Эллиот хорошо понимал, о чем она говорит. И все равно безумие! Он не собирался соглашаться, но не мог не выразить своего понимания и сочувствия.
– Дебора, это невозможно, – мягко повторил он.
– Возможно. – Отчаяние придало ей безжалостности. – В следующий раз я хочу пойти с вами. И непременно пойду. А если вы не согласитесь, я сообщу о вас полиции.
Такого он не ожидал. И, бог мой, не мог не восхититься ее дерзостью. Не иначе, она безумно этого хотела. Интересно почему? Любопытство сгубило кошку. Эллиот отважно попытался задавить свое собственное в зародыше.
– Это было бы очень неумно с вашей стороны. Вы ведь уже промолчали и сами окажетесь под ударом. Иначе говоря, стали моей соучастницей.
– О! – Уязвленный взгляд Деборы выглядел довольно комично. В отличие от того, что последовало дальше. Она решительно сжала губы и выпрямила спину. – Я готова рискнуть.
– Вы слишком много на себя берете.
– Думаете? Вы меня просто мало знаете.
Ее внутренний свет внезапно погас, и она словно превратилась в другого человека. Только что лучилась яркими искрами, а в следующую минуту полностью потускнела. Эллиот почувствовал, что за ее безжалостностью кроется отчаяние. Очаровательно противоречивая женщина.
Согласиться было бы чистым безумием. И он думал об этом только потому, что хотел ее. Очень хотел. А она его, хотя и не показывала, так же как не открывала истинных причин своего желания пойти с ним на кражу. А если он ее не возьмет, что тогда? Он не может рассматривать этот вопрос.
Эллиот медленно покачал головой.
– Нет! Пожалуйста, не говорите «нет». Я серьезно, Эллиот. Если вы откажетесь, я на вас донесу.

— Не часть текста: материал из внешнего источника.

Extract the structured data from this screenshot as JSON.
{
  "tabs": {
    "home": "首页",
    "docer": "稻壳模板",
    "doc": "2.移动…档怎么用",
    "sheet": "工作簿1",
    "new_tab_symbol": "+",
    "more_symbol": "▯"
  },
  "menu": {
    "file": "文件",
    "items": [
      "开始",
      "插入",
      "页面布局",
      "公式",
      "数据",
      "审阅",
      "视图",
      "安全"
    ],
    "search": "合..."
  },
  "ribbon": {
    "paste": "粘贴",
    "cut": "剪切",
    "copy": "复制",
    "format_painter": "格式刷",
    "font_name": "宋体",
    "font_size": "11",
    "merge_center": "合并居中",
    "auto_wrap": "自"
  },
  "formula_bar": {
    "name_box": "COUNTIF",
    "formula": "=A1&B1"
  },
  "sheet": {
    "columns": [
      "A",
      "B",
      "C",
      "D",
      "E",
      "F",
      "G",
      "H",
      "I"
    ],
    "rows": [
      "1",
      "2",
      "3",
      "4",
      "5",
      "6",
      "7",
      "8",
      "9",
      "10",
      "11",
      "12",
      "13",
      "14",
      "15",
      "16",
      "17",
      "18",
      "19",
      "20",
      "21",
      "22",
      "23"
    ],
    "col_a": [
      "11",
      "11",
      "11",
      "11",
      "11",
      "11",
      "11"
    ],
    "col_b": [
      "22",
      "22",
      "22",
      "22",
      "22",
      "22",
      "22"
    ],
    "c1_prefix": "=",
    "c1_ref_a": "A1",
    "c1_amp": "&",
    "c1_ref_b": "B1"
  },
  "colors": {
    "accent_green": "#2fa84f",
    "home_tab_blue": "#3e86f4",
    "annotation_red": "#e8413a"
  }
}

Он не мог себе представить более оригинальной женщины. В каком-то смысле она так же безжалостна, как и он. Эллиот улыбнулся одной стороной рта и провел пальцем по решительно сжатым губкам. На шее заметно пульсировала жилка. Она не вздрогнула, хотя он почувствовал ее участившееся дыхание. Глупо, но он начинал видеть в ней родственную душу. Человека, стоящего на краю общества. Но даже думать над ее просьбой абсолютное сумасбродство.
– Ваши угрозы меня не убедят, – мягко ответил он. – Если я и возьму вас с собой, то только потому, что я хочу.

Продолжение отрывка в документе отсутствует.